Joint Learning of Intrinsic Images and Semantic Segmentation

Semantic segmentation of outdoor scenes is problematic when there are variations in imaging conditions. It is known that albedo (reflectance) is invariant to all kinds of illumination effects. Thus, using reflectance images for semantic segmentation task can be favorable. Additionally, not only segmentation may benefit from reflectance, but also segmentation may be useful for reflectance computation. Therefore, in this paper, the tasks of semantic segmentation and intrinsic image decomposition are considered as a combined process by exploring their mutual relationship in a joint fashion. To that end, we propose a supervised end-to-end CNN architecture to jointly learn intrinsic image decomposition and semantic segmentation. We analyze the gains of addressing those two problems jointly.
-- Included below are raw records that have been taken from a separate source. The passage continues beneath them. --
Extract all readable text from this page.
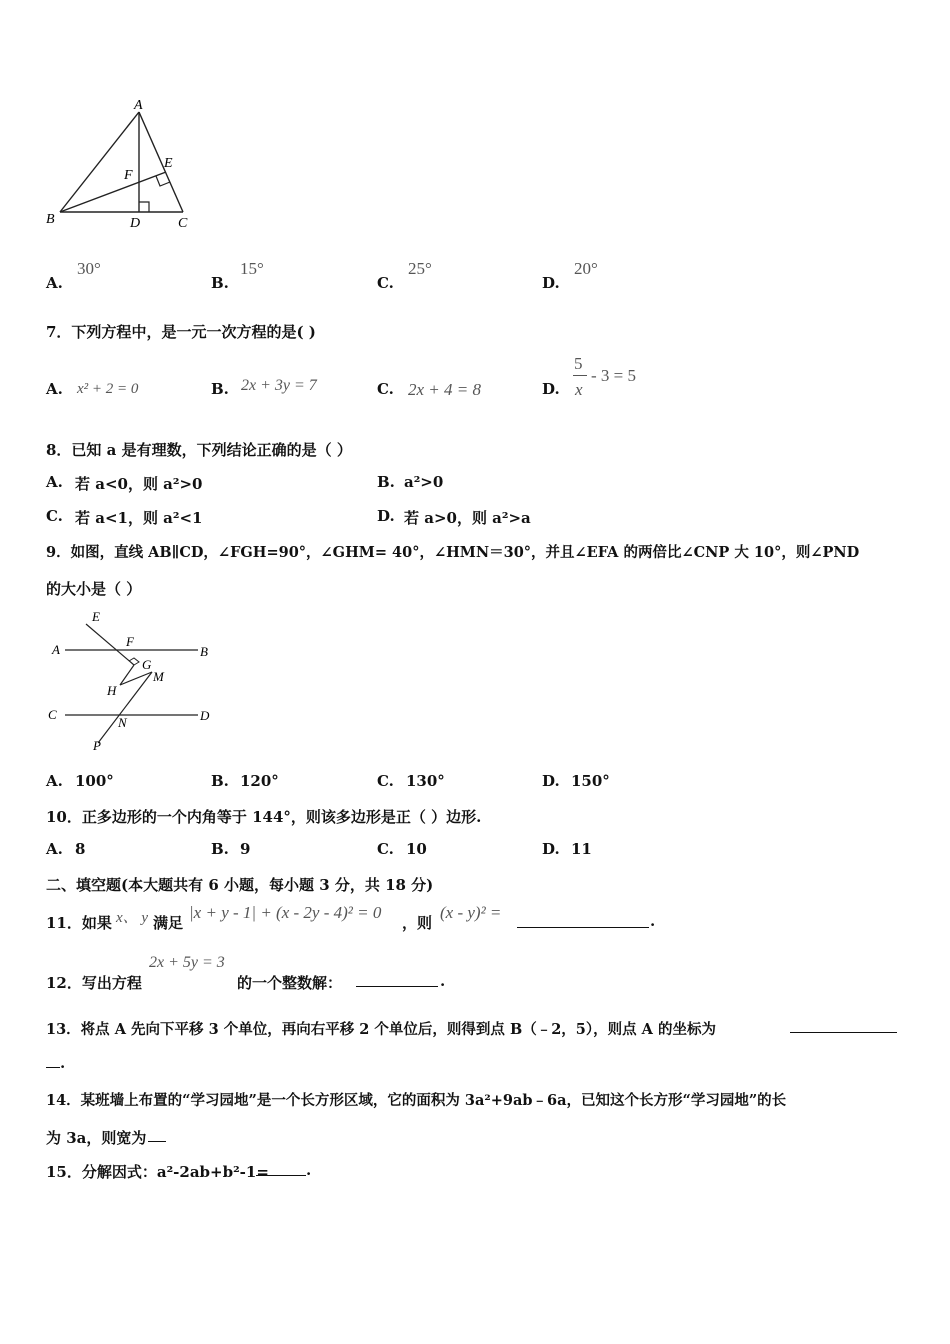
A
B	C
D
E
F
A.
30°
B.
15°
C.
25°
D.
20°
7．下列方程中，是一元一次方程的是( )
A. x² + 2 = 0	B. 2x + 3y = 7	C. 2x + 4 = 8	D.
5
x
- 3 = 5
8．已知 a 是有理数，下列结论正确的是（ ）
A. 若 a<0，则 a²>0	B. a²>0
C. 若 a<1，则 a²<1	D. 若 a>0，则 a²>a
9．如图，直线 AB∥CD，∠FGH=90°，∠GHM= 40°，∠HMN＝30°，并且∠EFA 的两倍比∠CNP 大 10°，则∠PND
的大小是（ ）
E
A
F
B
G
M
H
C
N	D
P
A. 100°	B. 120°	C. 130°	D. 150°
10．正多边形的一个内角等于 144°，则该多边形是正（ ）边形.
A. 8	B. 9	C. 10	D. 11
二、填空题(本大题共有 6 小题，每小题 3 分，共 18 分)
11．如果 x、 y 满足
|x + y - 1| + (x - 2y - 4)² = 0
，则
(x - y)² =	.
12．写出方程
2x + 5y = 3
的一个整数解：	.
13．将点 A 先向下平移 3 个单位，再向右平移 2 个单位后，则得到点 B（﹣2，5），则点 A 的坐标为
.
14．某班墙上布置的“学习园地”是一个长方形区域，它的面积为 3a²+9ab﹣6a，已知这个长方形“学习园地”的长
为 3a，则宽为
15．分解因式：a²-2ab+b²-1= .
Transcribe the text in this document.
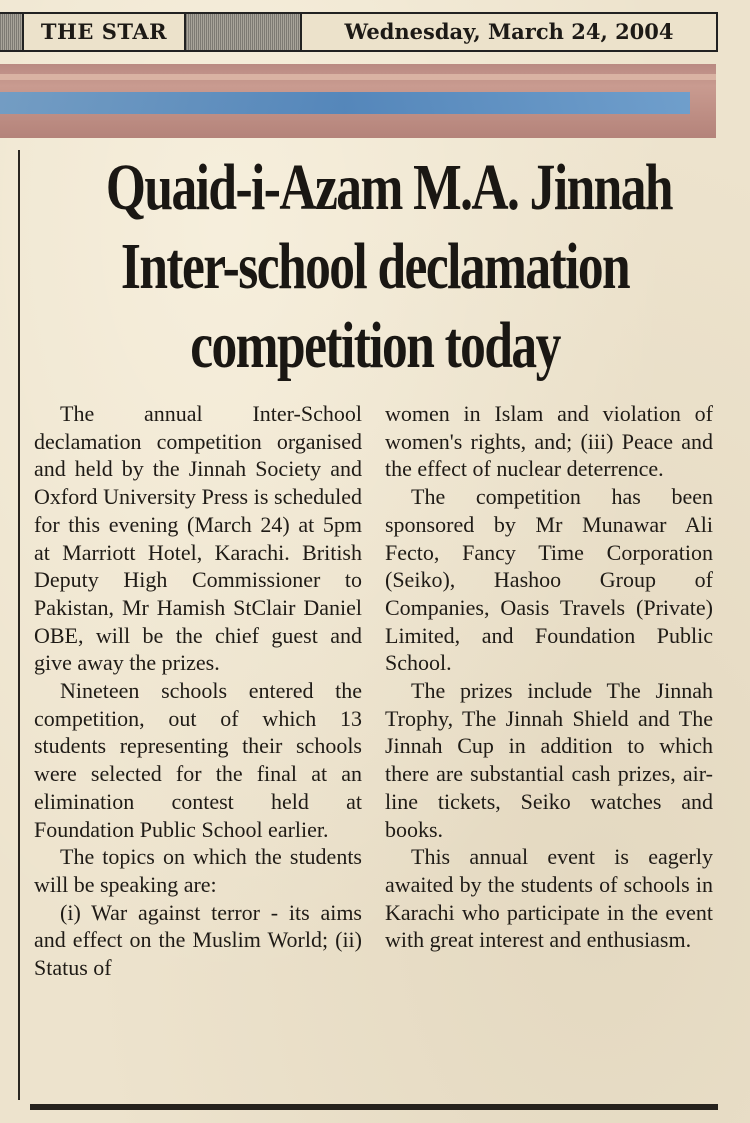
THE STAR	Wednesday, March 24, 2004
Quaid-i-Azam M.A. Jinnah
Inter-school declamation
competition today

The annual Inter-School declamation competition organised and held by the Jinnah Society and Oxford University Press is scheduled for this evening (March 24) at 5pm at Marriott Hotel, Karachi. British Deputy High Commissioner to Pakistan, Mr Hamish StClair Daniel OBE, will be the chief guest and give away the prizes.

Nineteen schools entered the competition, out of which 13 students representing their schools were selected for the final at an elimination contest held at Foundation Public School earlier.

The topics on which the students will be speaking are:

(i) War against terror - its aims and effect on the Muslim World; (ii) Status of

women in Islam and violation of women's rights, and; (iii) Peace and the effect of nuclear deterrence.

The competition has been sponsored by Mr Munawar Ali Fecto, Fancy Time Corporation (Seiko), Hashoo Group of Companies, Oasis Travels (Private) Limited, and Foundation Public School.

The prizes include The Jinnah Trophy, The Jinnah Shield and The Jinnah Cup in addition to which there are substantial cash prizes, air-line tickets, Seiko watches and books.

This annual event is eagerly awaited by the students of schools in Karachi who participate in the event with great interest and enthusiasm.
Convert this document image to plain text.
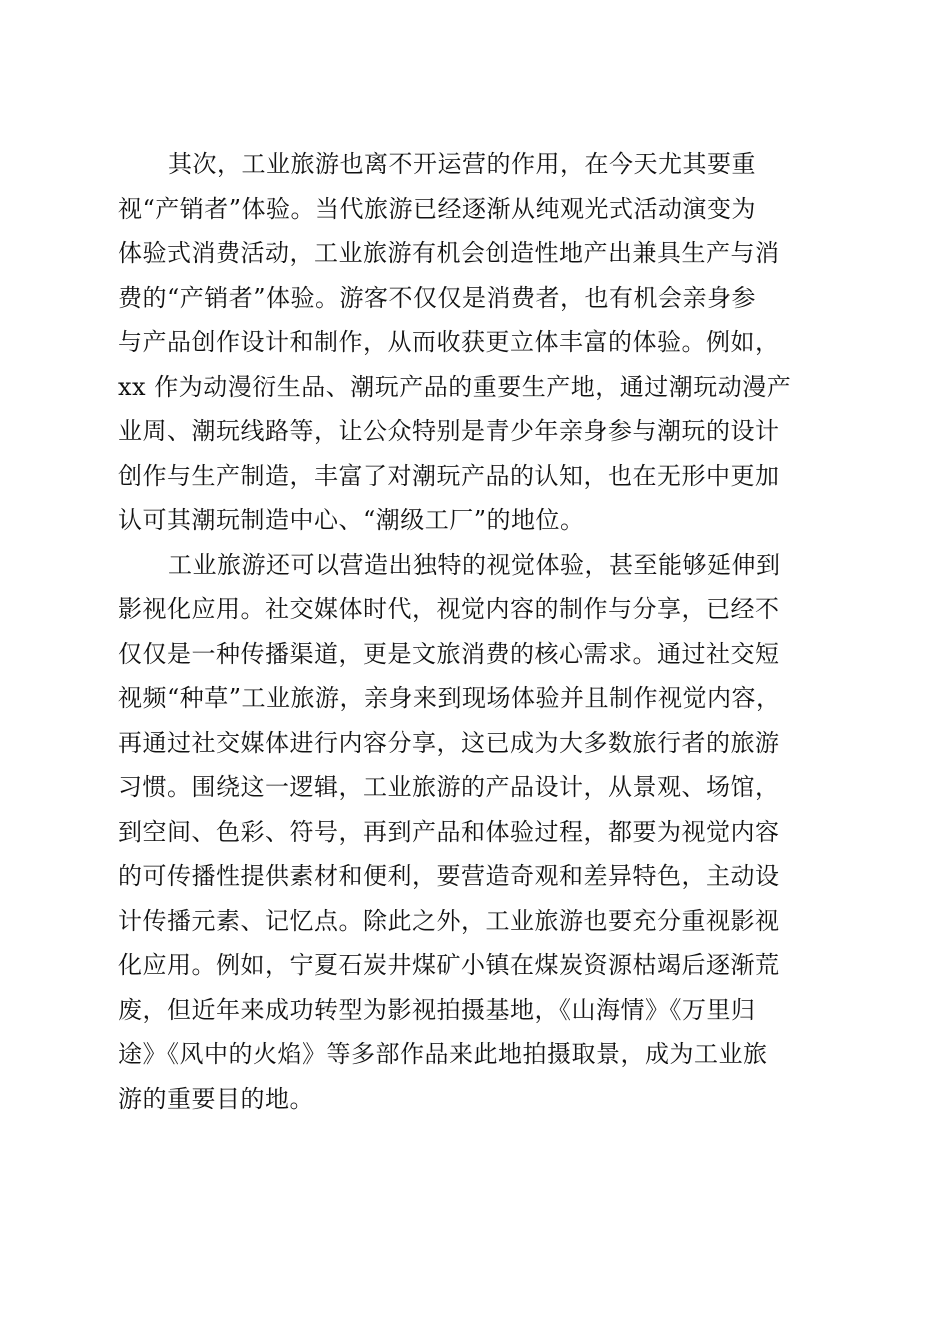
其次，工业旅游也离不开运营的作用，在今天尤其要重
视“产销者”体验。当代旅游已经逐渐从纯观光式活动演变为
体验式消费活动，工业旅游有机会创造性地产出兼具生产与消
费的“产销者”体验。游客不仅仅是消费者，也有机会亲身参
与产品创作设计和制作，从而收获更立体丰富的体验。例如，
xx 作为动漫衍生品、潮玩产品的重要生产地，通过潮玩动漫产
业周、潮玩线路等，让公众特别是青少年亲身参与潮玩的设计
创作与生产制造，丰富了对潮玩产品的认知，也在无形中更加
认可其潮玩制造中心、“潮级工厂”的地位。

工业旅游还可以营造出独特的视觉体验，甚至能够延伸到
影视化应用。社交媒体时代，视觉内容的制作与分享，已经不
仅仅是一种传播渠道，更是文旅消费的核心需求。通过社交短
视频“种草”工业旅游，亲身来到现场体验并且制作视觉内容，
再通过社交媒体进行内容分享，这已成为大多数旅行者的旅游
习惯。围绕这一逻辑，工业旅游的产品设计，从景观、场馆，
到空间、色彩、符号，再到产品和体验过程，都要为视觉内容
的可传播性提供素材和便利，要营造奇观和差异特色，主动设
计传播元素、记忆点。除此之外，工业旅游也要充分重视影视
化应用。例如，宁夏石炭井煤矿小镇在煤炭资源枯竭后逐渐荒
废，但近年来成功转型为影视拍摄基地，《山海情》《万里归
途》《风中的火焰》等多部作品来此地拍摄取景，成为工业旅
游的重要目的地。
Moreover, new cascade CNN architectures for intrinsic-for-segmentation and segmentation-for-intrinsic are proposed as single tasks. Furthermore, a dataset of 35K synthetic images of natural environments is created with corresponding albedo and shading (intrinsics), as well as semantic labels (segmentation) assigned to each object/scene. The experiments show that joint learning of intrinsic image decomposition and semantic segmentation is beneficial for both tasks for natural scenes. Dataset and models are available at: (https://ivi.fnwi.uva.nl/cv/intrinseg).

[1]  Carsten Rother,et al.  Higher Order Priors for Joint Intrinsic Image, Objects, and Attributes Estimation , 2013, NIPS.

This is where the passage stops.